Our review examined the information that the ATF, DEA, FBI, and DOJ obtained about the Osorios, Morrison, and Riendfliesh prior to the Zetas attack on the ICE agents, and whether agents failed to seize firearms destined for Mexico. We also examined the circumstances surrounding the release of Manuel Barba from federal custody in Beaumont, Texas in July 2010 following his arrest for narcotics offenses. Barba led a ring of firearms "straw purchasers"- the "Baytown Crew" -and trafficked the Riendfliesh Firearm to Mexico following his release. 

Our conclusions are highly critical of performance failures of a DEA line agent and an AUSA in Beaumont regarding their handling of Barba, and of an ATF group supervisor in Dallas regarding the Osorios and Morrison. 

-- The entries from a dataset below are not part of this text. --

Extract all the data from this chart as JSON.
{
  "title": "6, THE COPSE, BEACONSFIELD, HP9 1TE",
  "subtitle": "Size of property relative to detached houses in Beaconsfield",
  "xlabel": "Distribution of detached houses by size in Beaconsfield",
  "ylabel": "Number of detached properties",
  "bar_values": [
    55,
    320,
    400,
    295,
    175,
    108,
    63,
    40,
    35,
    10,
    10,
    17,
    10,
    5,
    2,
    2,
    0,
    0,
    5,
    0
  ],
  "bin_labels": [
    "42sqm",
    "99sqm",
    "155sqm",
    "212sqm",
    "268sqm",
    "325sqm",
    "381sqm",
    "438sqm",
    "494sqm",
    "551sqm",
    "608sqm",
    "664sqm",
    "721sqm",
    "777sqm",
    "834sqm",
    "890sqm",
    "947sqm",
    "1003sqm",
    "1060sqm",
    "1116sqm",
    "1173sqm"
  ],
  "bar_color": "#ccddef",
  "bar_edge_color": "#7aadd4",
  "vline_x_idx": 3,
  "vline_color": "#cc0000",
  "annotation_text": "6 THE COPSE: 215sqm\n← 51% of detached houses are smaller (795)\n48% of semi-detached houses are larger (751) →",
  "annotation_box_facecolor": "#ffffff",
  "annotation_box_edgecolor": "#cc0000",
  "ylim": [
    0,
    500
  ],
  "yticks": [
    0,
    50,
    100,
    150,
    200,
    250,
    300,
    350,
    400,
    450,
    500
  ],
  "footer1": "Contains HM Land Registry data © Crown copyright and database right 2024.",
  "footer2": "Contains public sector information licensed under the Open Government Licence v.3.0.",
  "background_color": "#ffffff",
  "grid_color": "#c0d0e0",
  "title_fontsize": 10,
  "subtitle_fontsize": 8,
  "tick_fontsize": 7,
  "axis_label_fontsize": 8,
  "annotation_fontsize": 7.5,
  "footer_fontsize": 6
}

We believe that the recommendations contained in our report on Operation Fast and Furious and in our recent report on the implementation of recommendations from that report are sufficient to address the deficiencies we identified here. 121 As all of these reviews demonstrate, the stakes for law enforcement in these high risk situations are significant, and the possibility of tragic consequences for failure to respond to them appropriately is all too real. 

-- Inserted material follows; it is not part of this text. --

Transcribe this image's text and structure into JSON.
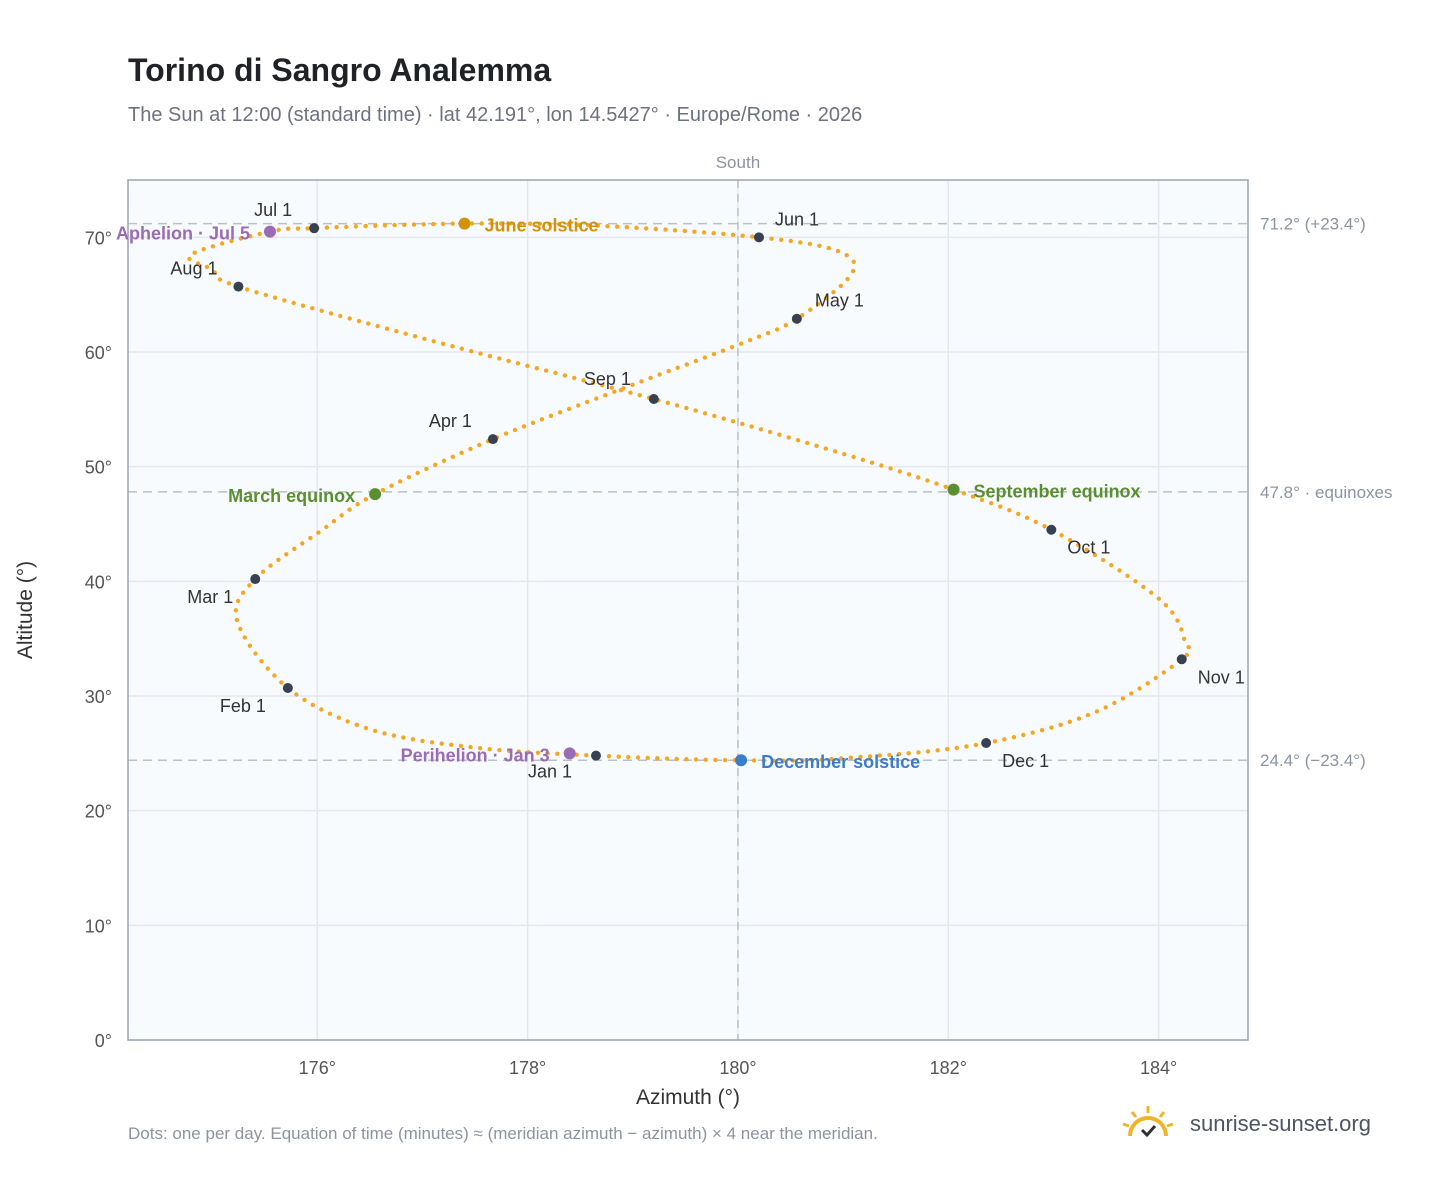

Essentially DEA and ATF, overseen by DOJ, failed to properly arrest known straw purchasers, failed to stop repeated illegal gun purchases and did nothing to stop trafficking of guns to narco-terrorists in Mexico. Based on the report and tactics used under Fast and Furious to purposely allow thousands of guns to flow into Mexico after straw purchases, the same conclusion can be reached the same was done this case. The results were deadly. 
“I began asking questions about the shady operations of the ATF and its gunwalking operations more than six years ago.  Congress is still in litigation regarding Fast and Furious to understand the full extent of what happened and how the Obama administration attempted to avoid congressional oversight, and now four and a half years after my request for an IG investigation we’re finally learning more from the Inspector General about another botched operation," Senate Judiciary Chairman Chuck Grassley, who has been heavily investigating Obama's Department of Justice for illegal gun trafficking for years, released in a statement. "Sadly, the information provided by whistleblowers appears to be proven true once again.  ATF did indeed fail to seize illegal firearms that later turned up at a crime scene in Mexico, trafficked by the same suspects who had previously sold two firearms used in the February 15, 2011, attack on U.S. Immigration and Customs Enforcement in Mexico.  The circumstances look all too familiar and seem to be part of a pattern of recklessness that failed to recognize the consequences of allowing firearms to get in the hands of the cartels.”   
In December 2010, Border Patrol Agent Brian Terry was murdered in the Arizona desert. The guns left at the crime scene were from Operation Fast and Furious.